In some embodiments, further comprising:

and responding to the difference value of the two data objects being less than the preset time period, and adding 1 to the access counter of the corresponding data object.

In some embodiments, further comprising:

Specifically, in a preset time period (e.g., 3 seconds), when the accumulated number of times that the same object is read from the disk by the small IO reaches a threshold (e.g., 3 times), the read-ahead is started.

When the data object is read for the first time, the counter value is 0 at this time, so 1 is added to the corresponding counter of the object and the current timestamp is updated, at which time no pre-read operation is performed.

If the data object is not read for the first time, and the counter is not 0 at the moment, comparing and recording the time stamp with the current time, if the preset time period is exceeded, setting the counter to be 1, updating the current time stamp, and not executing the pre-reading operation; and if the time does not exceed the preset time period of seconds, adding 1 to the counter, updating the current timestamp, simultaneously judging whether the value of the counter reaches a threshold value, if so, starting pre-reading, and otherwise, not starting the pre-reading.

In some embodiments, further comprising:

and reading all data in the next data object and putting the data into the buffer of the bluestore layer.

Specifically, after the pre-reading is started, based on the read position (offset) of the read IO, the read IO read length is extended from length to the remaining total data of the object.

And after the pre-reading is started, the next object to be read next on the PG can be automatically identified according to the current object name, and all data of the object can be pre-read on the shrard.
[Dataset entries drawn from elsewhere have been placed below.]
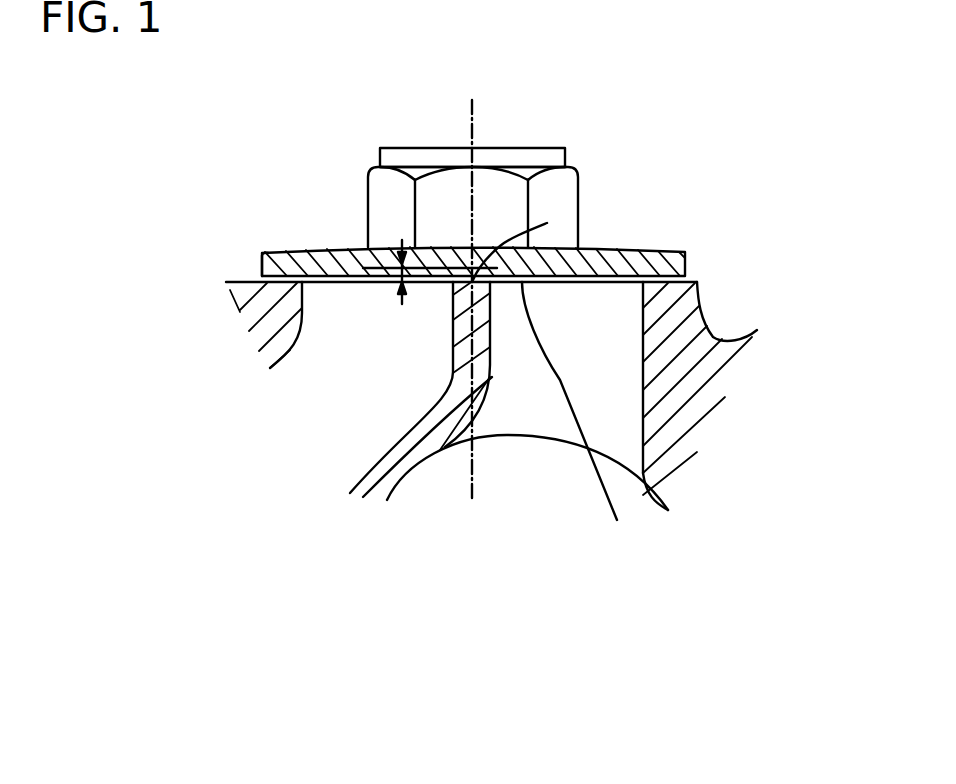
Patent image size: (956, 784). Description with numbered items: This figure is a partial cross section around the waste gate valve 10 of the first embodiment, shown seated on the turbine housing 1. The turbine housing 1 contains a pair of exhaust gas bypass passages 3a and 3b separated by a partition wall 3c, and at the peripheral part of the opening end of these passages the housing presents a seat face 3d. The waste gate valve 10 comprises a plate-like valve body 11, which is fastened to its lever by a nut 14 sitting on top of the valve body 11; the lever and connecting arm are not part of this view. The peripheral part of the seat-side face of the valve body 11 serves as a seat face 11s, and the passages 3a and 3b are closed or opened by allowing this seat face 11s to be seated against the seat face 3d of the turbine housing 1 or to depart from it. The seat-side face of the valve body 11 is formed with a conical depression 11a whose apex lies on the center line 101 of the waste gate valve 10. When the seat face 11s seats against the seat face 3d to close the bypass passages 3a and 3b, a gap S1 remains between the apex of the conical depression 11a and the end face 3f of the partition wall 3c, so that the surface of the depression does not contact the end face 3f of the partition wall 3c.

The turbine housing 1 is at (712, 294).
The center line 101 is at (472, 118).
The waste gate valve 10 is at (480, 178).
The nut 14 is at (378, 200).
The valve body 11 is at (657, 255).
The conical depression 11a is at (587, 423).
The seat face 11s is at (657, 283).
The exhaust gas bypass passage 3a is at (322, 353).
The exhaust gas bypass passage 3b is at (608, 385).
The partition wall 3c is at (487, 377).
The seat face 3d is at (262, 258).
The end face 3f is at (547, 223).
The gap S1 is at (401, 291).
The method comprises the following specific steps: and analyzing the object name to obtain the volume name and the object number, wherein the current object number plus the PG number of the storage pool is the number of the next object on the board, and thus the object name of the next object is obtained. And pre-reading the data of the whole object according to the acquired object name.

In some embodiments, further comprising:

acquiring the size of preset data read in advance each time;

Specifically, in some scenarios, all data of the next object may not be pre-read, for example, the size of the pre-read data each time may be set, and if all data remaining in the data object where the data to be read is located is smaller than the size of the pre-read data each time, the data of the corresponding size is read from the next data object so that the pre-read data reaches the size of the pre-read data each time.
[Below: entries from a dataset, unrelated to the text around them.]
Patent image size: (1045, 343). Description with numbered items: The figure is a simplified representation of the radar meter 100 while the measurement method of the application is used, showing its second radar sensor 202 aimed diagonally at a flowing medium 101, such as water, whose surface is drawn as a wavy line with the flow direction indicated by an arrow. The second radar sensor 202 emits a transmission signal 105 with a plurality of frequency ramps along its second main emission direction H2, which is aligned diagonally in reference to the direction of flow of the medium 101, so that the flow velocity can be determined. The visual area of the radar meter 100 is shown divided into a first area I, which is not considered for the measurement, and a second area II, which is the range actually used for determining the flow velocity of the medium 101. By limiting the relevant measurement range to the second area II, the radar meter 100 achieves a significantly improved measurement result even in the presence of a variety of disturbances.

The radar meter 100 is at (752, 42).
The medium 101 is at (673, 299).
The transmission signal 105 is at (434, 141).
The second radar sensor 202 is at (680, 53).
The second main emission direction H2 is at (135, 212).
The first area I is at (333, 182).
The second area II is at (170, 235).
In some embodiments, after Bluestore locally reads the residual data of the object, returning the length-length data to the upper layer to ensure data consistency, and putting the residual data into the Bluestore cache. And when the Bluestore cached data reaches a certain threshold value, performing trim on the data which is added into the cache earliest so as to release the cache space.

Note that the read ahead of the Bluestore layer is not perceived by the upper layers.

According to the scheme provided by the invention, the range of reading data of the object which is judged to be hot data is expanded through the number of times of reading the same object within the bluestore layer identification threshold time, the read data is put into a memory cache, data pre-reading is realized, multiple times of small IO reading is converted into large IO reading, the data of the next object can be intelligently identified and pre-read into the memory, the subsequent sequential reading of the object is enabled to directly read data from the memory, the data reading from a disk at each time is avoided, the time delay of each reading is reduced, and the purpose of improving the performance of the small IO sequential reading is achieved.

Based on the same inventive concept, according to another aspect of the present invention, an embodiment of the present invention further provides a data processing system 400, as shown in fig. 2, including:

the obtaining module 401 is configured to, in response to receiving a read IO, obtain the number of times that a data object corresponding to the read IO is read within a preset time period;

a pre-reading module 402, configured to start pre-reading and read all remaining data in the corresponding data object according to the address offset in the read IO in response to that the number of times of reading is not less than a threshold;

a returning module 403, configured to filter, according to the address length in the IO, data to be read corresponding to the IO from all the remaining data, return to an upper layer, and place the remaining data in the cache of the bluestore layer.

In some embodiments, further comprising a metadata module configured to:

In some embodiments, the acquisition module 401 is further configured to:

In some embodiments, the pre-read module 402 is further configured to:

In some embodiments, the read-ahead module 402 is further configured to:

In some embodiments, the pre-read module 402 is further configured to:

determining a corresponding storage pool according to the storage volume name and acquiring the number of PG in the storage pool;

In some embodiments, the pre-read module 402 is further configured to:

acquiring the size of preset data read in advance each time;

According to the scheme provided by the invention, the range of reading data is expanded for the object which is judged to be hot data through reading the same object within the threshold value identification time of the bluestore layer, the read data is placed into the memory cache, the data pre-reading is realized, multiple times of small IO reading are converted into large IO reading, the data of the next object can be intelligently identified and pre-read into the memory, the subsequent sequential reading of the object is enabled to directly read data from the memory, the data is prevented from being read from a disk every time, the time delay of each reading is reduced, and the purpose of improving the performance of the sequential reading of the small IO is achieved.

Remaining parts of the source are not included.